Voir le collagène en 3D
Visualiser le collagène dans les tissus biologiques est crucial, mais la microscopie multiphoton utilisée habituellement détecte mal les fibres orientées hors du plan d’imagerie. Une équipe de chercheurs et de chercheuses est parvenue à dépasser cette limitation en exploitant la chiralité du collagène.

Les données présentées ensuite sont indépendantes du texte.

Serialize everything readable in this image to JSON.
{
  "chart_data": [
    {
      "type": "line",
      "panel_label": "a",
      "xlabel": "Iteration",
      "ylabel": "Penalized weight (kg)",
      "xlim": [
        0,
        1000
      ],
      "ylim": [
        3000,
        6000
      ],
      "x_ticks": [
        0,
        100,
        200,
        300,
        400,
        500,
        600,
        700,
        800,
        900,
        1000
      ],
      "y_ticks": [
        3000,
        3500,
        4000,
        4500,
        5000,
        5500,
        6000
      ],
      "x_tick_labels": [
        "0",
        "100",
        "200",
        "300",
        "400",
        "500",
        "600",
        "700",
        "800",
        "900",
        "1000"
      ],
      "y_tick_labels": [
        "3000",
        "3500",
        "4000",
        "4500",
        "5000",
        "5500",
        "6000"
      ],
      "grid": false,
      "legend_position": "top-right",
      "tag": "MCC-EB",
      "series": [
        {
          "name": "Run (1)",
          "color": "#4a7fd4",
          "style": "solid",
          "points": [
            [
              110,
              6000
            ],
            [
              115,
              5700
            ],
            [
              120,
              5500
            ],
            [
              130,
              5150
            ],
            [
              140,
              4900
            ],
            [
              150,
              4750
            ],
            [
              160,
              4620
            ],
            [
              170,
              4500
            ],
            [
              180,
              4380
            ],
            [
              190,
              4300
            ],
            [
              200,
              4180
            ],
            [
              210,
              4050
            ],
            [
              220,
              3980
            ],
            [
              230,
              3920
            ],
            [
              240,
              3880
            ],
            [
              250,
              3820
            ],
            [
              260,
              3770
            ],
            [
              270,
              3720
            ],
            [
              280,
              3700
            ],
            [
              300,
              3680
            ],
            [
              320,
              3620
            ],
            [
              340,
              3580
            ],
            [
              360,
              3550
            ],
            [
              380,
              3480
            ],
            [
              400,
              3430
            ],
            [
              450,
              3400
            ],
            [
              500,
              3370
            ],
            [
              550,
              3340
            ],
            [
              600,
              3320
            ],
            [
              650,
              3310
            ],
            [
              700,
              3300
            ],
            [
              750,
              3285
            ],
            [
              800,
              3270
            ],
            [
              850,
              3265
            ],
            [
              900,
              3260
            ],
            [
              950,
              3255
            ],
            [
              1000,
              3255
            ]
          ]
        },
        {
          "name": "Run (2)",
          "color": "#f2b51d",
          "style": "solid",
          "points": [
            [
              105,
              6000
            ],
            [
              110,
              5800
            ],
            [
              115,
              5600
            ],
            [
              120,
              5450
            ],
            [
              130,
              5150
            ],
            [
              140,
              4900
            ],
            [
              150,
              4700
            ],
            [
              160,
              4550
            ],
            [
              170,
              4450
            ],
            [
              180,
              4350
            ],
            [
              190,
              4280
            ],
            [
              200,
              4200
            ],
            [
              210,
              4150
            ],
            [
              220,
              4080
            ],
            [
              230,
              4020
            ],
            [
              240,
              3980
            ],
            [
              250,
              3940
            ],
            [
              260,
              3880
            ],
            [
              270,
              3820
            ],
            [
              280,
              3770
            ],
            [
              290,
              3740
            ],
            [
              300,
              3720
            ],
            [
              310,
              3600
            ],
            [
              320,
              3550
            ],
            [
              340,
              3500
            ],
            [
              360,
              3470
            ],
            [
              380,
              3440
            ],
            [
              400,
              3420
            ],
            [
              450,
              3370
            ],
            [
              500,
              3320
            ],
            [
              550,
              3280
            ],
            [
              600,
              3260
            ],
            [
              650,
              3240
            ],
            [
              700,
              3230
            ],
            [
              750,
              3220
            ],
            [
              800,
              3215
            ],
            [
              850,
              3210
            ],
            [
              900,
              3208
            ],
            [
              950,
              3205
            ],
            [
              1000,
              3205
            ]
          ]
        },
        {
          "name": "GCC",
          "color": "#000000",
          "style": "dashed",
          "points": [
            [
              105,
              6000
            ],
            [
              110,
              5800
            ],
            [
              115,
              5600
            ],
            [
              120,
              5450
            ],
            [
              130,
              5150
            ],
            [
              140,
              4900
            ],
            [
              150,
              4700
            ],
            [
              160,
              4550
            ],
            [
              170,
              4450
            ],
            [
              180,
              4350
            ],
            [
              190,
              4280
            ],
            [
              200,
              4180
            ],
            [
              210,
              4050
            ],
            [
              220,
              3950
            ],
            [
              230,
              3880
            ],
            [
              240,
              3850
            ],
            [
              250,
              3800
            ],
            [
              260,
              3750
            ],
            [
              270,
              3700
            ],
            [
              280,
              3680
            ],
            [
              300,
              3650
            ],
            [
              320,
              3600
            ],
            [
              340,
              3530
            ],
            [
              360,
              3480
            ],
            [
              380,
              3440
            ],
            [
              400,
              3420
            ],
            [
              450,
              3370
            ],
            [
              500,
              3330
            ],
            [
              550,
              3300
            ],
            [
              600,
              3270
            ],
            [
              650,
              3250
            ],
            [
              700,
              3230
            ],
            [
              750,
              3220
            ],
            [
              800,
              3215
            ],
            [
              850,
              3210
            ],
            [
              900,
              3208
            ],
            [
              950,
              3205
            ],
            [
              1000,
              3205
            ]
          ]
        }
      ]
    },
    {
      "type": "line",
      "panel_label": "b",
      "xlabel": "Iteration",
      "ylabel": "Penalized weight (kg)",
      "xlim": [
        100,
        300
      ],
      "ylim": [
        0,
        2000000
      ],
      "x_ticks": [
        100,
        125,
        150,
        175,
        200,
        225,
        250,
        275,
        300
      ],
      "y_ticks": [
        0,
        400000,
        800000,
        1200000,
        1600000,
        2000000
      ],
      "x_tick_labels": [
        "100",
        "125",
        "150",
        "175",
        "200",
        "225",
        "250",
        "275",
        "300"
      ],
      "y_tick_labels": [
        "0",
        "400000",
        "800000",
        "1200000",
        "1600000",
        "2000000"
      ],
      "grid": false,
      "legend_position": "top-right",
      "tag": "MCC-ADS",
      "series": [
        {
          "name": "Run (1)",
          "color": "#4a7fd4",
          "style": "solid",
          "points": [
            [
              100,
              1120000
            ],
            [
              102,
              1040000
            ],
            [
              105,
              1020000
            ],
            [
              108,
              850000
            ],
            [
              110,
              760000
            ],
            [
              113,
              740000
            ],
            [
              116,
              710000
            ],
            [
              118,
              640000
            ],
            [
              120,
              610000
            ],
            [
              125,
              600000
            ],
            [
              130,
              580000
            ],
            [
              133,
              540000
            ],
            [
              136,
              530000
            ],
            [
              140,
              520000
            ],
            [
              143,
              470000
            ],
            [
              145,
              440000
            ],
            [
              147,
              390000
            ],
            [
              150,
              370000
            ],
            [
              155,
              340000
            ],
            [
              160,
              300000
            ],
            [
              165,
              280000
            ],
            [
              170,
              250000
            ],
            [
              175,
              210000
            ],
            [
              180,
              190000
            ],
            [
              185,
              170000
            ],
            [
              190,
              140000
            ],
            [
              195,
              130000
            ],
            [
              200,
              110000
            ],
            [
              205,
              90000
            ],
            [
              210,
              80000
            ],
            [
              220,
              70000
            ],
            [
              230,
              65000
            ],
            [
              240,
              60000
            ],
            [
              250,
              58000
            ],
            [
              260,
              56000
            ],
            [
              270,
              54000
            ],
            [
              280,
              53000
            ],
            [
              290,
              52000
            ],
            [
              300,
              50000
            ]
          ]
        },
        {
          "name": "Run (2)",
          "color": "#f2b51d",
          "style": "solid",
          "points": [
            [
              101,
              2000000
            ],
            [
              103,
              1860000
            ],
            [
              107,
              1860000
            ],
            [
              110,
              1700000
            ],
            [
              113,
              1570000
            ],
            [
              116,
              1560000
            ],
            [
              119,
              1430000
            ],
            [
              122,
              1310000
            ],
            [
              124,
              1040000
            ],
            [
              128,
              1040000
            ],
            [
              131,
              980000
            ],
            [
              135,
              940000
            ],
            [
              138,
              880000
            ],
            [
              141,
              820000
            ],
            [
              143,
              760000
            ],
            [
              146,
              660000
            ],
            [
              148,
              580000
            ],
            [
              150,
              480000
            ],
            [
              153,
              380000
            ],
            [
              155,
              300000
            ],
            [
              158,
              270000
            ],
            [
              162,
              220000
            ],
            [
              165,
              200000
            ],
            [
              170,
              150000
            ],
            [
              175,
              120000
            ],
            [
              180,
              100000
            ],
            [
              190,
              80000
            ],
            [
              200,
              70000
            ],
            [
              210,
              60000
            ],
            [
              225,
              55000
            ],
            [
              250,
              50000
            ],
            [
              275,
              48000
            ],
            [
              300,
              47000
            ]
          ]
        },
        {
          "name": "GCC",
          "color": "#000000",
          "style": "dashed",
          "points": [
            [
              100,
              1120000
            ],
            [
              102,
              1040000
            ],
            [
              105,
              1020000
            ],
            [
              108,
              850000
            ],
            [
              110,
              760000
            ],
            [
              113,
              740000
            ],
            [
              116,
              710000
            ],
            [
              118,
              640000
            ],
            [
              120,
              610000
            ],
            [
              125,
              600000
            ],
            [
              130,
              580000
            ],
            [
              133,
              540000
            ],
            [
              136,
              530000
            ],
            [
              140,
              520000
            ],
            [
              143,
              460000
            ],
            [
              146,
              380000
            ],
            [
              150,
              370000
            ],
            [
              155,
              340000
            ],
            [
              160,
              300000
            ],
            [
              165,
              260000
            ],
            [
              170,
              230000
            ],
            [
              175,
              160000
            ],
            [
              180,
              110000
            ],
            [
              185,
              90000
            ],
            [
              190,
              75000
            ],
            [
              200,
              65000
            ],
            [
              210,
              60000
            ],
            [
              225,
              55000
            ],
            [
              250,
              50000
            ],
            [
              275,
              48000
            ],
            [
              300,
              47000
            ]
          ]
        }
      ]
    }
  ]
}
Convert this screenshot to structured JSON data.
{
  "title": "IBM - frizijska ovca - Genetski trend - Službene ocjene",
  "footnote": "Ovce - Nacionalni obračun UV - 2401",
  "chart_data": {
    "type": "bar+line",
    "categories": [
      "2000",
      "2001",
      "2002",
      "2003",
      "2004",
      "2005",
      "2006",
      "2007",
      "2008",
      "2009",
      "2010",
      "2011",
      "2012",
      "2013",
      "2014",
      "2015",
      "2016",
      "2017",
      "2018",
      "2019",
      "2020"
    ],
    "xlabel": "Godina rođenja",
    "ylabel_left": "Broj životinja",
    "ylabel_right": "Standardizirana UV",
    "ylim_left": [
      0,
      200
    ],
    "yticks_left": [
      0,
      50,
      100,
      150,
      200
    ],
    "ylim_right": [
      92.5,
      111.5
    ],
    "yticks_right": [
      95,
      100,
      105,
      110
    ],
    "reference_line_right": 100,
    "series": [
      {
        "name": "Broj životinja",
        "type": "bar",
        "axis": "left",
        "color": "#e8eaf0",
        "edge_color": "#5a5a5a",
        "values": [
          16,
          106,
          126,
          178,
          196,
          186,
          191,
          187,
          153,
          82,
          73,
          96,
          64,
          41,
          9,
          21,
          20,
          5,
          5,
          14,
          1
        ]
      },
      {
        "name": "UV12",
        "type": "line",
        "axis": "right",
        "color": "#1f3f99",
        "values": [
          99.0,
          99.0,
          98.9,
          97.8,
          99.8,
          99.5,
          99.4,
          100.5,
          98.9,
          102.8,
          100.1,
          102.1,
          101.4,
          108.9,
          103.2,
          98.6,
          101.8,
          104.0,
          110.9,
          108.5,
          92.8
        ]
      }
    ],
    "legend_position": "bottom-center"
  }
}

La distribution tridimensionnelle des fibres de collagène, constituant l’essentiel des tissus biologiques, détermine en grande partie les fonctions tissulaires. Ainsi, le derme de la peau doit sa souplesse et son opacité à l'enchevêtrement désordonné de grosses fibres, tandis que la transparence et la rigidité de la cornée découlent de fibrilles bien ordonnées en lamelles. Il est donc primordial de caractériser précisément la distribution spatiale de ces fibres, pour mieux comprendre le lien entre la structure d’un tissu et sa fonction biologique. Cela permettrait par exemple de reproduire cette structure in vitro et obtenir des tissus biomimétiques pour les greffes ou les études biomédicales. De plus, la majorité des pathologies induit un remodelage du collagène, en général plus désordonné (par exemple les cicatrices de la peau), qu’il est nécessaire de caractériser afin d’améliorer le diagnostic ou la connaissance de ces pathologies.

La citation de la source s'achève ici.